Last week I almost got trapped at the pumps at my local Shell because of the queues to get the Shell 2p a litre deal. Fortunately, somebody had the sense and courtesy to give me room to escape [the other drivers were too het up about the risk of losing their place in the queue or taking a few minutes longer.

To make it work as day to day transport, you have to be able to park it conveniently, such as on your drive. That creates a whole new wave of problems with the neighbours and, on the more modern estates, covenants in your registered title. I am fortunate I can park it behind the building line, the neighbours do not mind, and the Council gave permission to allow me vehicular access from the road to the side of my house. You will definitely need to consider how it will look to the neighbours if you want to retain their friendship. A large white block reflects a lot of glare!

If you do use it, don't leave your step out when parked up. 

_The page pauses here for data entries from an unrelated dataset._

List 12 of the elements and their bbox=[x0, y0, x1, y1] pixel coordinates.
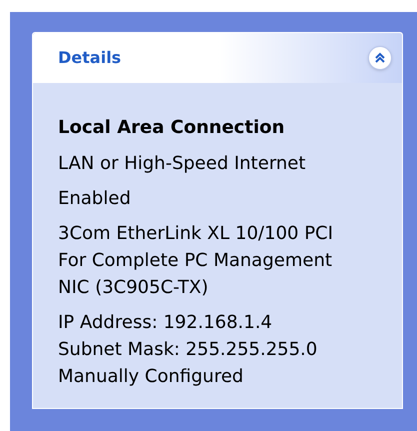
detail-line: 3Com EtherLink XL 10/100 PCI bbox=[58, 222, 334, 246]
connection-name: Local Area Connection bbox=[58, 116, 286, 140]
detail-line: Enabled bbox=[58, 187, 132, 211]
double-chevron-icon bbox=[374, 52, 386, 64]
collapse-button[interactable] bbox=[368, 46, 392, 70]
detail-line: IP Address: 192.168.1.4 bbox=[58, 311, 274, 335]
detail-line: Subnet Mask: 255.255.255.0 bbox=[58, 338, 318, 362]
detail-line: LAN or High-Speed Internet bbox=[58, 152, 307, 176]
detail-line: NIC (3C905C-TX) bbox=[58, 276, 210, 300]
panel-title: Details bbox=[58, 47, 122, 69]
detail-line: For Complete PC Management bbox=[58, 249, 334, 273]
detail-line: Manually Configured bbox=[58, 365, 244, 389]
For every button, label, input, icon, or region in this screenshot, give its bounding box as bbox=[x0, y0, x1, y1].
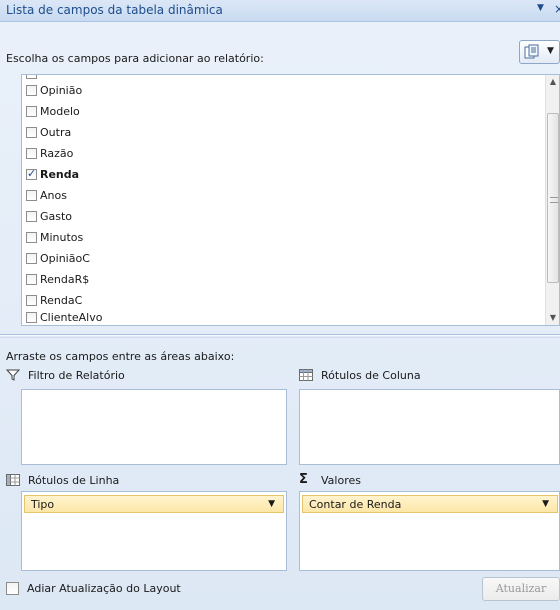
field-checkbox[interactable] bbox=[26, 105, 37, 117]
field-checkbox[interactable] bbox=[26, 252, 37, 264]
field-label: OpiniãoC bbox=[40, 251, 90, 265]
values-drop-area[interactable]: Contar de Renda ▼ bbox=[299, 491, 560, 571]
field-label: Anos bbox=[40, 188, 67, 202]
scroll-down-icon[interactable]: ▼ bbox=[546, 311, 559, 325]
field-checkbox-checked[interactable] bbox=[26, 167, 37, 180]
field-item-outra[interactable]: Outra bbox=[26, 123, 71, 141]
field-label: Minutos bbox=[40, 230, 84, 244]
field-checkbox[interactable] bbox=[26, 231, 37, 243]
field-item-opiniaoc[interactable]: OpiniãoC bbox=[26, 249, 90, 267]
field-checkbox[interactable] bbox=[26, 84, 37, 96]
row-grid-icon bbox=[6, 474, 20, 486]
scroll-up-icon[interactable]: ▲ bbox=[546, 75, 559, 89]
grip-icon bbox=[550, 197, 558, 203]
field-item-modelo[interactable]: Modelo bbox=[26, 102, 80, 120]
field-label: Gasto bbox=[40, 209, 73, 223]
row-field-label: Tipo bbox=[31, 497, 55, 511]
pane-menu-icon[interactable]: ▼ bbox=[537, 3, 544, 13]
column-grid-icon bbox=[299, 369, 313, 381]
values-header: Σ Valores bbox=[299, 473, 361, 487]
field-checkbox[interactable] bbox=[26, 147, 37, 159]
row-field-pill[interactable]: Tipo ▼ bbox=[24, 495, 284, 513]
field-label: RendaR$ bbox=[40, 272, 90, 286]
pane-title: Lista de campos da tabela dinâmica bbox=[6, 3, 223, 17]
partial-field-checkbox bbox=[26, 75, 37, 79]
values-label: Valores bbox=[321, 473, 361, 487]
defer-layout-update[interactable]: Adiar Atualização do Layout bbox=[6, 582, 181, 595]
field-label: Outra bbox=[40, 125, 72, 139]
field-label: ClienteAlvo bbox=[40, 310, 103, 324]
chevron-down-icon[interactable]: ▼ bbox=[268, 499, 275, 509]
field-checkbox[interactable] bbox=[26, 294, 37, 306]
field-checkbox[interactable] bbox=[26, 126, 37, 138]
column-labels-label: Rótulos de Coluna bbox=[321, 368, 421, 382]
filter-icon bbox=[6, 369, 20, 381]
column-labels-drop-area[interactable] bbox=[299, 389, 560, 465]
row-labels-label: Rótulos de Linha bbox=[28, 473, 120, 487]
chevron-down-icon: ▼ bbox=[547, 46, 554, 56]
field-item-rendar[interactable]: RendaR$ bbox=[26, 270, 89, 288]
field-layout-icon bbox=[524, 44, 539, 59]
field-item-anos[interactable]: Anos bbox=[26, 186, 67, 204]
pivot-field-list-pane: Lista de campos da tabela dinâmica ▼ × E… bbox=[0, 0, 560, 610]
defer-layout-checkbox[interactable] bbox=[6, 582, 19, 595]
row-labels-header: Rótulos de Linha bbox=[6, 473, 119, 487]
field-label: RendaC bbox=[40, 293, 83, 307]
chevron-down-icon[interactable]: ▼ bbox=[542, 499, 549, 509]
field-list[interactable]: Opinião Modelo Outra Razão Renda Anos Ga… bbox=[21, 74, 560, 326]
field-item-clientealvo[interactable]: ClienteAlvo bbox=[26, 308, 103, 325]
field-item-rendac[interactable]: RendaC bbox=[26, 291, 82, 309]
field-item-renda[interactable]: Renda bbox=[26, 165, 79, 183]
title-bar: Lista de campos da tabela dinâmica ▼ × bbox=[0, 0, 560, 22]
row-labels-drop-area[interactable]: Tipo ▼ bbox=[21, 491, 287, 571]
field-label: Razão bbox=[40, 146, 74, 160]
field-checkbox[interactable] bbox=[26, 189, 37, 201]
value-field-label: Contar de Renda bbox=[309, 497, 402, 511]
drag-fields-label: Arraste os campos entre as áreas abaixo: bbox=[6, 350, 235, 363]
scroll-thumb[interactable] bbox=[547, 113, 559, 283]
report-filter-header: Filtro de Relatório bbox=[6, 368, 125, 382]
field-label: Modelo bbox=[40, 104, 80, 118]
field-item-opiniao[interactable]: Opinião bbox=[26, 81, 82, 99]
pane-splitter[interactable] bbox=[0, 334, 560, 338]
close-icon[interactable]: × bbox=[554, 2, 560, 16]
defer-layout-label: Adiar Atualização do Layout bbox=[27, 582, 181, 595]
choose-fields-label: Escolha os campos para adicionar ao rela… bbox=[6, 52, 264, 65]
sigma-icon: Σ bbox=[299, 472, 308, 487]
field-checkbox[interactable] bbox=[26, 273, 37, 285]
column-labels-header: Rótulos de Coluna bbox=[299, 368, 421, 382]
field-layout-button[interactable]: ▼ bbox=[519, 40, 560, 64]
field-item-gasto[interactable]: Gasto bbox=[26, 207, 72, 225]
field-item-minutos[interactable]: Minutos bbox=[26, 228, 83, 246]
field-item-razao[interactable]: Razão bbox=[26, 144, 73, 162]
field-checkbox[interactable] bbox=[26, 311, 37, 323]
field-checkbox[interactable] bbox=[26, 210, 37, 222]
report-filter-drop-area[interactable] bbox=[21, 389, 287, 465]
report-filter-label: Filtro de Relatório bbox=[28, 368, 125, 382]
field-label: Opinião bbox=[40, 83, 83, 97]
field-list-scrollbar[interactable]: ▲ ▼ bbox=[545, 75, 559, 325]
field-label: Renda bbox=[40, 167, 80, 181]
update-button[interactable]: Atualizar bbox=[482, 577, 560, 601]
value-field-pill[interactable]: Contar de Renda ▼ bbox=[302, 495, 558, 513]
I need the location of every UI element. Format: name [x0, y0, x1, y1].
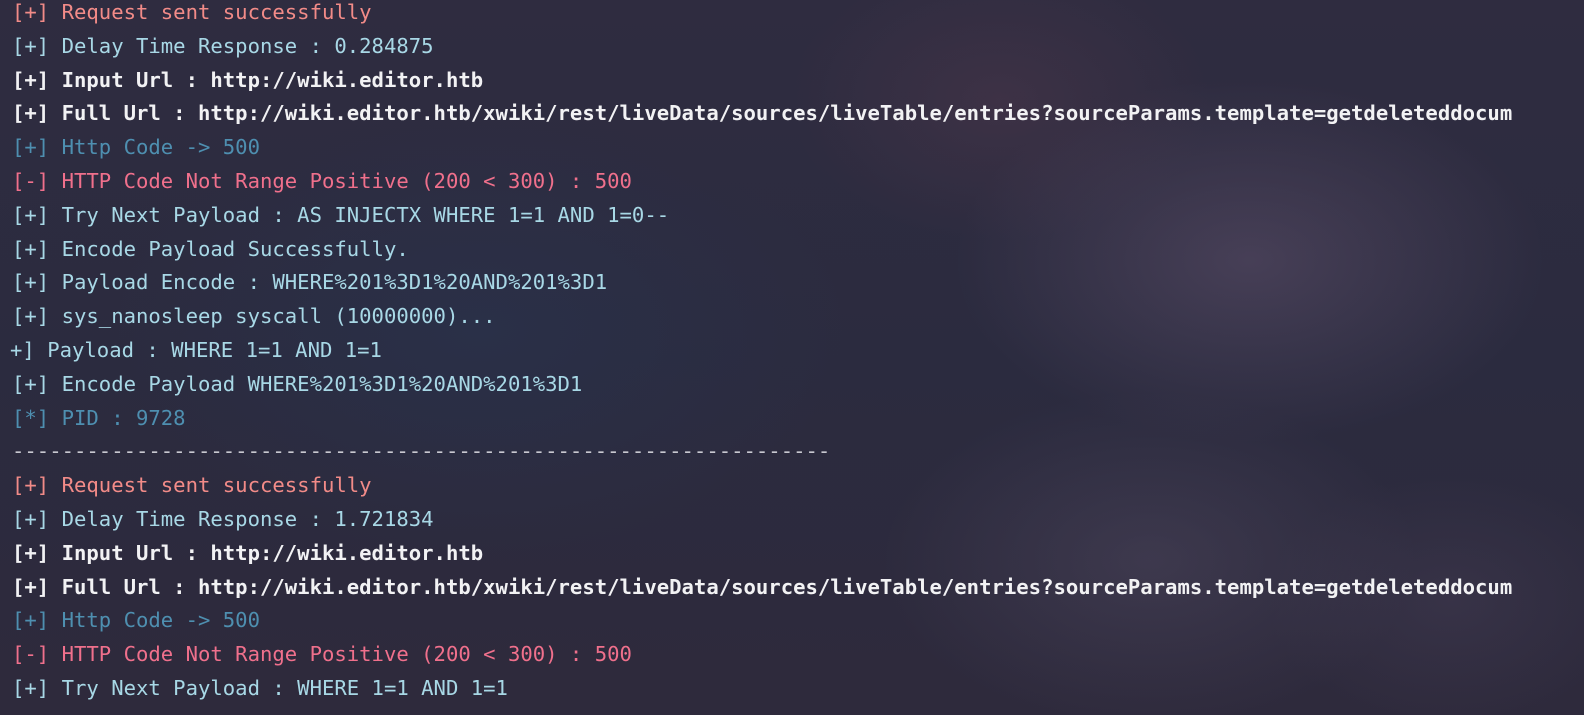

Where possible, I walk and/or use public transport.


----------



## taildj (Jun 4, 2006)

We have an A class 584. It's just 6 m. long. We purchase it because we wanted and A class Hymer that would fit within the standard parking space;it does just. The intention was that we would use it for all transport needs, and we have for the last 3 years. Obviously it isn't the most convenient thing getting around town, so recently we got a runabout. This said it depends on the individual financial position, but the 584 is bril and was worth the extra bit of hassle


----------



## CurlyBoy (Jan 13, 2008)

Yep, we often use it to shop and used it today for a quick trip "down west" to Hale for a Pasty, a round trip of 110 miles :lol: :lol: and the weather was wonderful, like a spring day, warm and sunny in the twenties. We sat out side the MH on the sand dunes at Hayle ( car park charges are now suspended   ) took the dogs for a couple of walks in the dunes as the tide was ebbing and the sand would still be wet and would stick to them like the proverbial!!!!

curlyboy


----------



## mickyt (Mar 24, 2008)

*Hymer 640*

Hi , I have a Hymer 640 on a mercedes chassis and use it on a day to day basis . I also have a few motorbikes .
What I have found is it is so reliable . It makes me think more about the shorter journeys and so I tend to use it more economically than I would a car .
Parking is always going to be more of an issue , but in supermarkets I park at the further points and so dont get the issues of dents and scrapes off other vehicles .
One point I must make is that driving day to day builds up mileage and can affect your insurance as many policies like to limit your annual mileage .
I bought mine from Deepcar motorhomes of Sheffied and can`t recommend them enough .
Mike


----------